Le manque de personnel ne permet pas de répondre à tous les appels d’urgence.

C’est une situation pour le moins inquiétante et interpellante, puisqu’elle touche à la sécurité publique. Par manque de personnel, le Centre d’information et de communication du Hainaut (CIC Hainaut), qui s’occupe de recueillir les appels d’urgence de la police, risque de ne plus savoir remplir ses missions de manière optimale. "Le problème existe depuis plusieurs années mais a empiré courant 2015 ", explique Jean-Marc Delfosse, secrétaire permanent à la CSC Services publics . "Pourtant, ce n’est pas faute d’avoir fait plusieurs actions pour tenter de changer les choses et pour sensibiliser sur le manque d’opérateurs 101, de personnel, au Centre d’information et de communication du Hainaut ."

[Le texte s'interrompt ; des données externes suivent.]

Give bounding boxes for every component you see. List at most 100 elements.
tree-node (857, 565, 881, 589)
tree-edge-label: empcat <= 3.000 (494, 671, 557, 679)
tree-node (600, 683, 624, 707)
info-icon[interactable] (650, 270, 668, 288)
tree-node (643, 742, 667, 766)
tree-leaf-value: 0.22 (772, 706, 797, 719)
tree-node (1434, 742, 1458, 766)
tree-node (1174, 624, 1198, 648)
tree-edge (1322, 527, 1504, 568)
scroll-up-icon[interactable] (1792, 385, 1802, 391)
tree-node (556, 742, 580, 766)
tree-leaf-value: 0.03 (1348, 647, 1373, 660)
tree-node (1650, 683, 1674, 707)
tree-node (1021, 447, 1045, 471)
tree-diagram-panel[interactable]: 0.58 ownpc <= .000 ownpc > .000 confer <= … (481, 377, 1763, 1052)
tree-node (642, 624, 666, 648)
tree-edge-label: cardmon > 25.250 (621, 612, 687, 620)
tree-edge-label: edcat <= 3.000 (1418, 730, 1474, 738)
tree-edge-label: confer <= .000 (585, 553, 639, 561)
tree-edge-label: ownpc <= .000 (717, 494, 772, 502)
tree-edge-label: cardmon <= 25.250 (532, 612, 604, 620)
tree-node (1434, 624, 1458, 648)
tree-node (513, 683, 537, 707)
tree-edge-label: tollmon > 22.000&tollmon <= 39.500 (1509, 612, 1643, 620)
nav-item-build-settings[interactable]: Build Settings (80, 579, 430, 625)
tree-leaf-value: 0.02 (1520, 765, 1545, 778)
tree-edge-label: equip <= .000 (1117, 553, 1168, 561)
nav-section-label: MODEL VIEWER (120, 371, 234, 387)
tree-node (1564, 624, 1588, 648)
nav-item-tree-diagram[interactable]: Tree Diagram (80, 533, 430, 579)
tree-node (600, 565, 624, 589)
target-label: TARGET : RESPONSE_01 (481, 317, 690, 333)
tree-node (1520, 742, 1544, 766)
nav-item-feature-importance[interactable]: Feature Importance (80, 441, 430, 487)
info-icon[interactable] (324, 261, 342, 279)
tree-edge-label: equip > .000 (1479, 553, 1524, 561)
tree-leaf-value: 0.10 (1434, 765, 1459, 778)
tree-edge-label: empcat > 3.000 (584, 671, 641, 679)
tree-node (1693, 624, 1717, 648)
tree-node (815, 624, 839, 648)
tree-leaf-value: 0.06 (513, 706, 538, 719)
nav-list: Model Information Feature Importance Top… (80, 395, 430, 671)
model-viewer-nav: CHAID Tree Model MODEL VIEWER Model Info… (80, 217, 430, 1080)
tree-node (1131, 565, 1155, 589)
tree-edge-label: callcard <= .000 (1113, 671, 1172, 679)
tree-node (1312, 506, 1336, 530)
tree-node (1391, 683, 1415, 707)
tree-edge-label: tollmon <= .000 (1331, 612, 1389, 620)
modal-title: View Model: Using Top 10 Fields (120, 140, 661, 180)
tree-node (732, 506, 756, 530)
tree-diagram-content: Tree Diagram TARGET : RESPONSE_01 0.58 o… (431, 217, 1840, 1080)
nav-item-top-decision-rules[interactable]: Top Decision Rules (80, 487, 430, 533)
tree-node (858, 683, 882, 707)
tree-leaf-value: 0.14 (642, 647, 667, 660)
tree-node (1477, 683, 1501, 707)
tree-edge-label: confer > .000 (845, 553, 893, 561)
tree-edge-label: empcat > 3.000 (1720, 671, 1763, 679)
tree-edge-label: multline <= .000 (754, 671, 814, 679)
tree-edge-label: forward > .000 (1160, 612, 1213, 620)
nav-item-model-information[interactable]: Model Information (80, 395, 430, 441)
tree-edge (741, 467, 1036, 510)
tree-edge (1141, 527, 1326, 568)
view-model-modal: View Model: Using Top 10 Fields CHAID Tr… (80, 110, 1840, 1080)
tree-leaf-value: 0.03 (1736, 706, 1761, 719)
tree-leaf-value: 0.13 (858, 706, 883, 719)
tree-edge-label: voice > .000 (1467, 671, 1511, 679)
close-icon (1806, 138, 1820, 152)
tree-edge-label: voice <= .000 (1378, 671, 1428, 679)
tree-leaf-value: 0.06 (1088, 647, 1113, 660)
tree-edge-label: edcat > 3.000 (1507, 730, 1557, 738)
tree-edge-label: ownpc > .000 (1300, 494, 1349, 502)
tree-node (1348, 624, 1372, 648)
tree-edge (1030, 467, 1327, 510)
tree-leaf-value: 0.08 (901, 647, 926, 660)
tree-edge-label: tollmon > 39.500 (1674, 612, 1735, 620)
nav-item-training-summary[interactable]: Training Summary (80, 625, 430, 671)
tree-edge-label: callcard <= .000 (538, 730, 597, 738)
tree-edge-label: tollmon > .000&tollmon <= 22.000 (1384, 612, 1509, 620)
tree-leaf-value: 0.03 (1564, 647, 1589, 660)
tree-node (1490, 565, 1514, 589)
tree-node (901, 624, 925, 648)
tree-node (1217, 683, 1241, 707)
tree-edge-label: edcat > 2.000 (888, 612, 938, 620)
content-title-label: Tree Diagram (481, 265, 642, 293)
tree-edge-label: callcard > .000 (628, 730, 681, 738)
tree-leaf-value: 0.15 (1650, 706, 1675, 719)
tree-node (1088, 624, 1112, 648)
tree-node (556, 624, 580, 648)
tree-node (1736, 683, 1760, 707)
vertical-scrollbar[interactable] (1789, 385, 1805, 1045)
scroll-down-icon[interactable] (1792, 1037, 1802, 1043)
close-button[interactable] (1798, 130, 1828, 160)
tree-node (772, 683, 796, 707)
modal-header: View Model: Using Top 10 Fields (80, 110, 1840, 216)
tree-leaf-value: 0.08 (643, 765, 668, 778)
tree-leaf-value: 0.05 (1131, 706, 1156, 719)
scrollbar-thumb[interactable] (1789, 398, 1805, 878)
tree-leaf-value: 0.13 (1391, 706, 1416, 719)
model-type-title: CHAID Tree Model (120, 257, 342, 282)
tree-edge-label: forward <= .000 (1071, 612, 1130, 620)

Les chiffres parlent d’eux-mêmes puisque l’équipe se composera, dès mars 2016, de simplement 39 équivalents temps plein alors que, pour répondre à la totalité des appels, il en faudrait 63 précisément. "Il y a une statistique affligeante relative à ce souci de sous-effectif. Si nous comparons l’année 2015 avec l’année 2014, on se rend compte qu’il y a quatre fois plus d’appels non pris par nos calltakers."

Pour Jean-Marc Delfosse, les raisons principales de ce problème d’envergure sont toutes trouvées. "Il y a un manque criant d’effectif, évidemment, mais ce n’est pas tout. À l’origine, nous nous étions mis d’accord pour que 20 % des appels vers le 101 soient pris en charge directement par la police. Aujourd’hui, on se rend bien compte que cela n’est pas du tout le cas. Nous en sommes très loin. Mais nous savons aussi que ces derniers se retrouvent également en situation de sous-effectif. Les policiers se retrouvent donc majoritairement sur le terrain et non pas devant un combiné de téléphone. Ce qui n’enlève rien au caractère urgent de la situation puisque nous enregistrons un nombre croissant de calltakers qui font des burn-out ou qui sont hospitalisés à cause de la pression accumulée."

Cet inquiétant état des lieux induit qu’un certain nombre de citoyens n’ont pas eu d’interlocuteur en ligne afin de répondre à leur urgence. "Le fait de devoir rappeler augmente évidemment le temps d’attente entre le problème du citoyen d’une part, et l’intervention d’une équipe de la police sur les lieux, d’autre part. Imaginez ce qu’une ou deux minutes peuvent changer dans ce genre de cas, c’est tout simplement énorme. Cela peut faire basculer une vie…", s’inquiète le secrétaire permanent à la CSC.

Afin de conscientiser les autorités compétentes, la CSC Services publics mènera une action de sensibilisation via la distribution de tracts qui aura lieu, le mardi 26 janvier de 6 h 30 à 8 h 30, devant le CIC, située au 188, chemin de la Procession, à Mons. Une rencontre est également prévue avec le gouverneur de la Province de Hainaut.